Manager, Content Development - Security Monitoring & Response Tools
Known for being a great place to work and build a career, KPMG provides audit, tax and advisory services for organizations in today's most important industries. Our growth is driven by delivering real results for our clients. It's also enabled by our culture, which encourages individual development, embraces an inclusive environment, rewards innovative excellence and supports our communities. With qualities like those, it's no wonder we're consistently ranked among the best companies to work for by Fortune Magazine, Consulting Magazine, Working Mother Magazine, Diversity Inc. and others. If you're as passionate about your future as we are, join our team.
KPMG is currently seeking a Manager, Security Monitoring & Response to join our Enterprise Security Services organization. This is a remote work opportunity.

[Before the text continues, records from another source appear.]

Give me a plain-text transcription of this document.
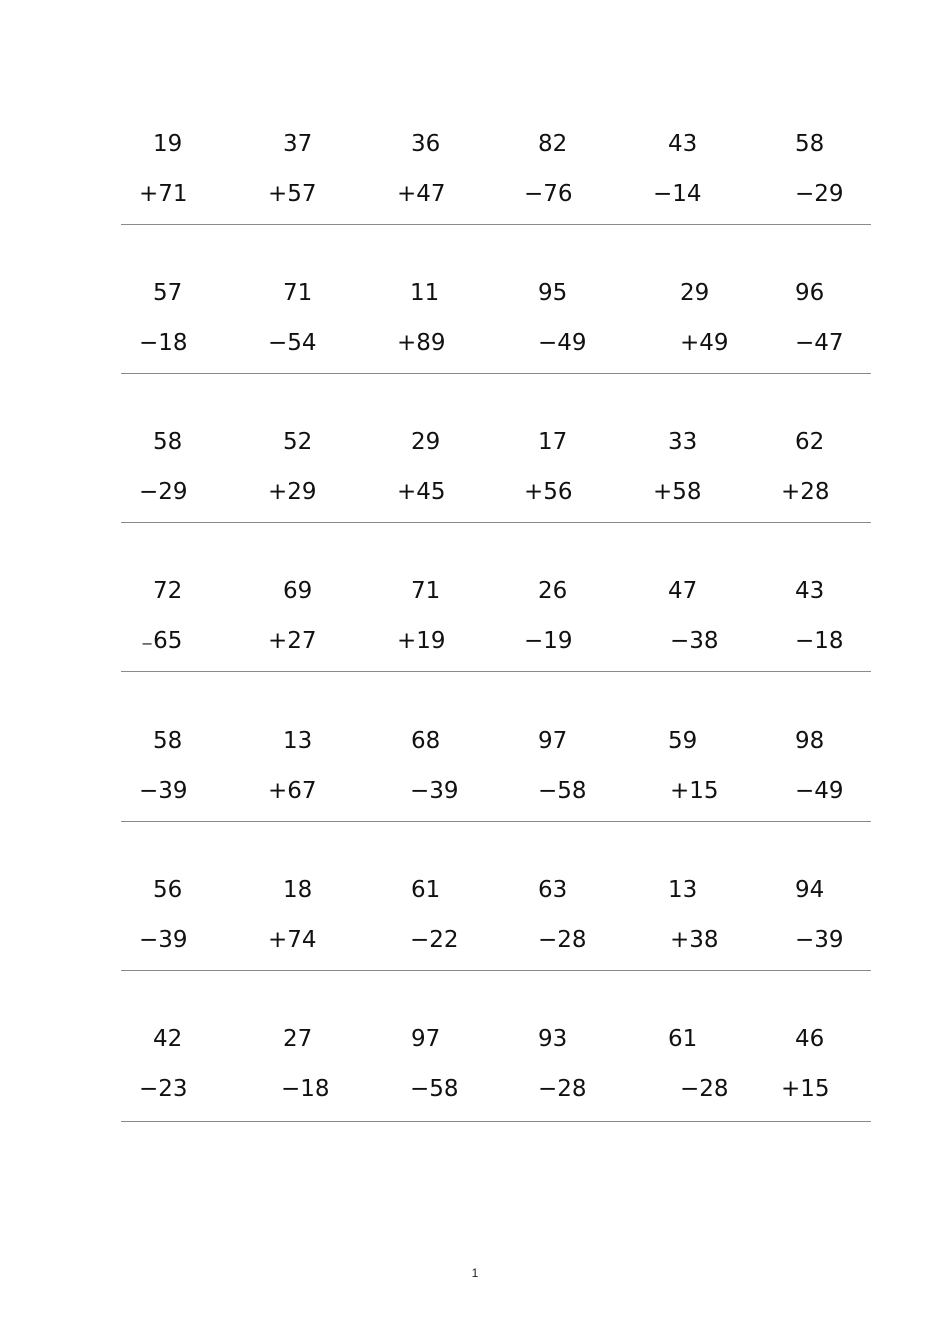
19
+71
37
+57
36
+47
82
−76
43
−14
58
−29
57
−18
71
−54
11
+89
95
−49
29
+49
96
−47
58
−29
52
+29
29
+45
17
+56
33
+58
62
+28
72
₋65
69
+27
71
+19
26
−19
47
−38
43
−18
58
−39
13
+67
68
−39
97
−58
59
+15
98
−49
56
−39
18
+74
61
−22
63
−28
13
+38
94
−39
42
−23
27
−18
97
−58
93
−28
61
−28
46
+15
1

- Provide input into the security monitoring and response strategy (or subcomponents); manage plans that align with the strategy; track progress against plans
- Perform as the service owner for related technologies and services; create and maintain system documentation for security tools; perform system health checks; create test cases, scripts and lead the upgrade of security tools
- Identify opportunities for efficiencies, as well as for improvements in security controls; lead the design and implementation of related improvements
- Expand the usage of security monitoring tools to improve the security of the environment, including detection, prevention and policy enforcement; define security configuration for monitoring tools, including alerts, correlation rules, and reporting; leverage a combination of vendor products and services, open source and custom developed utilities
- Drive automation and orchestration to improve efficiency and effectiveness of security monitoring and response processes
- Integrate processes and technologies, with the objective of the continued development of a "single pane of glass" for monitoring and comprehensive security response process
- Minimum five years of recent security monitoring experience, security operations, and incident response activities; preferably within a professional services firm or similar environment, experience with IT process definition and/or improvement
- Bachelor's degree from an accredited college or university is preferred; preferred certifications include: CISSP and either CCSP or CCSK; Other certifications of importance: MCSE: Cloud Platform and Infrastructure, AWS Certified Solutions Architect
- Experience defining security monitoring rules, monitoring events, assessing risk, responding to incidents and providing security oversight related to the security features of IT tools supported by the IT operations teams
- Solid experience in architecture, design, and administration of security monitoring tools, such as firewalls, IDS/IPS, proxies, SIEM, etc., as well as experience in performing manual and/or automated security configuration reviews of network devices, servers, and workstations
- Ability to integrate security tools with IT infrastructure such as proxies, mail servers, Active Directory, workstations and mobile devices, and more; strong knowledge of incident response and crisis management; ability to identify both tactical and strategic solutions
- Proven experience in identification and remediation of system, network, and application vulnerabilities; validating vulnerability scanning results and false positives; performing vulnerability assessments using Qualys or other vulnerability assessment tools
- US Citizenship is required
California Salary Range: $109100 - $229700
KPMG LLP (the U.S. member firm of KPMG International) offers a comprehensive compensation and benefits package. KPMG is an affirmative action-equal opportunity employer. KPMG complies with all applicable federal, state and local laws regarding recruitment and hiring. All qualified applicants are considered for employment without regard to race, color, religion, age, sex, sexual orientation, gender identity, national origin, citizenship status, disability, protected veteran status, or any other category protected by applicable federal, state or local laws. The attached link contains further information regarding the firm's compliance with federal, state and local recruitment and hiring laws. No phone calls or agencies please.
KPMG does not currently require partners or employees to be fully vaccinated or test negative for COVID-19 in order to go to KPMG offices, client sites or KPMG events, except when mandated by federal, state or local law. In some circumstances, clients also may require proof of vaccination or testing (e.g., to go to the client site).